Quand nous essayons de réfléchir à la socio-économie du théâtre brésilien, nous sommes confrontés à deux vérités supposément éternelles. D’un côté, nous apprenons que le théâtre et l’économie sont deux champs opposés. Selon cette perspective économique, le théâtre appartient à un secteur archaïque tandis que le secteur progressif, fondé sur les gains de productivité grâce aux technologies, représente la quintessence économique. Cette dichotomie entre un secteur économique archaïque et un autre progressif s’est cristallisée dans les études que les économistes nord-américains William Baumol et William Bowen ont menées dans les années 19601 notamment dans leur livre Performing Arts – the economic dillema. Nous comprenons le dilemme rapporté par le titre du livre comme une décision fatale : ou le théâtre disparaît, à cause de la « maladie des coûts », ou l’économie en général arrête de grandir, parce que la croissance du secteur progressif sera neutralisée par la stagnation du secteur archaïque.
La deuxième vérité à laquelle nous devons nous confronter est celle du rôle de l’État. Comme le théâtre ne survit pas tout seul dans l’économie, il a besoin de l’aide publique. L’État doit donc fonctionner comme une sorte de père du théâtre en donnant toutes les conditions et ressources nécessaires aux pratiques théâtrales. Les politiques culturelles doivent garantir les équipements, les lieux, les professionnel.le.s, les publics, etc. La maintenance et la permanence du théâtre sont, dans cette perspective, un but gouvernemental.
En juxtaposant ces deux prémisses à la réalité des pratiques théâtrales brésiliennes, nous constatons que ces vérités ne sont pas absolues. En fait, l’antagonisme entre le théâtre et l’économie, d’un côté, et la relation paternelle entre le théâtre et l’État, de l’autre, peuvent idéalement éclaircir quelques doutes. Cependant, ils peuvent aussi générer de nouvelles questions : à quelle économie nous référons nous quand nous disons que le théâtre et l’économie s’opposent ? Quel type d’État nous présupposons quand nous disons que l’État doit assurer les conditions de possibilité du théâtre ? Le théâtre et l’économie n’ont-ils vraiment rien en commun ?
Dans les prochains paragraphes, j’essaierai de donner quelques réponses à ces questions. Cet espace d’argumentation ne sera suffisant que pour esquisser seulement les chemins qui visent à échapper à la route des vérités absolues qui, fréquemment, brouillent notre vue. J’espère qu’au bout de ce texte, les stéréotypes de l’économie et de l’État seront déconstruits au profit d’une socio-économie du théâtre contemporain au Brésil.

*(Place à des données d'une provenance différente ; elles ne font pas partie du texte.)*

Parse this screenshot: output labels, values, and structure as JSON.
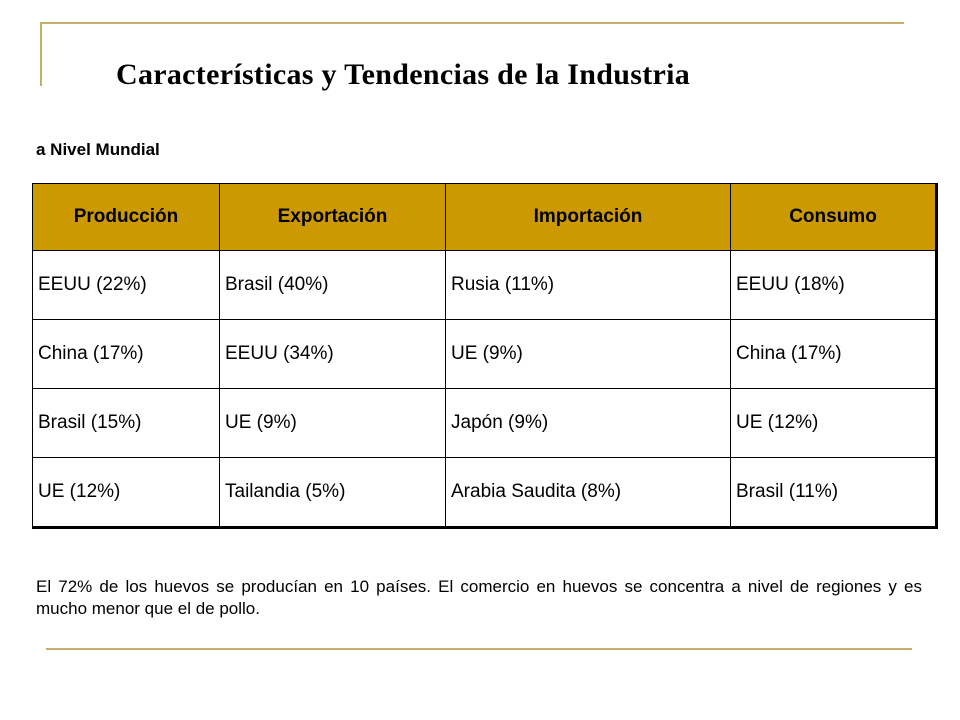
{
  "slide": {
    "title": "Características y Tendencias de la Industria",
    "subtitle": "a Nivel Mundial",
    "table": {
      "headers": [
        "Producción",
        "Exportación",
        "Importación",
        "Consumo"
      ],
      "rows": [
        [
          "EEUU (22%)",
          "Brasil (40%)",
          "Rusia (11%)",
          "EEUU (18%)"
        ],
        [
          "China (17%)",
          "EEUU (34%)",
          "UE (9%)",
          "China (17%)"
        ],
        [
          "Brasil (15%)",
          "UE (9%)",
          "Japón (9%)",
          "UE (12%)"
        ],
        [
          "UE (12%)",
          "Tailandia (5%)",
          "Arabia Saudita (8%)",
          "Brasil (11%)"
        ]
      ],
      "header_color": "#cc9900"
    },
    "note": "El 72% de los huevos se producían en 10 países. El comercio en huevos se concentra a nivel de regiones y es mucho menor que el de pollo.",
    "accent_line_color": "#c8ad6a"
  }
}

L’économie brésilienne : styles et performances
Un fait étonnant attire le lecteur de la littérature économique brésilienne : la récurrence des catégories et des notions fondamentales propres aux discours artistiques. Selon nos spécialistes les plus reconnus, l’histoire économique sud-américaine du XXe siècle s’explique par une chaîne de styles de développement (Tavares & Serra, 1973). Pour comprendre un style, nous devons le considérer comme un système dont les variables hétérogènes interagissent les unes avec les autres : la croissance du produit intérieur ; les exportations ; les importations ; la concentration de revenus ; la formation brute de capital fixe (FBCF) ; les impôts et les dépenses gouvernementales, etc. Les relations mutuelles entre ces éléments façonnent chaque style et sa performance. Ainsi la performance économique brésilienne dépend de son style : un style moderniste démocratique pendant les années 1950 et 1960 ; un style dictatorial et miraculeux2 à marche forcée (Castro & Souza, 1985) pendant les années 1970 ; un style angoissant marqué par les drames inflationnistes (Bastos, 2001) au cours des années 1980, etc. Le rôle du PIB est crucial : les taux de croissance communiquent une performance formidable ou, au contraire, les conditions dramatiques de chaque période.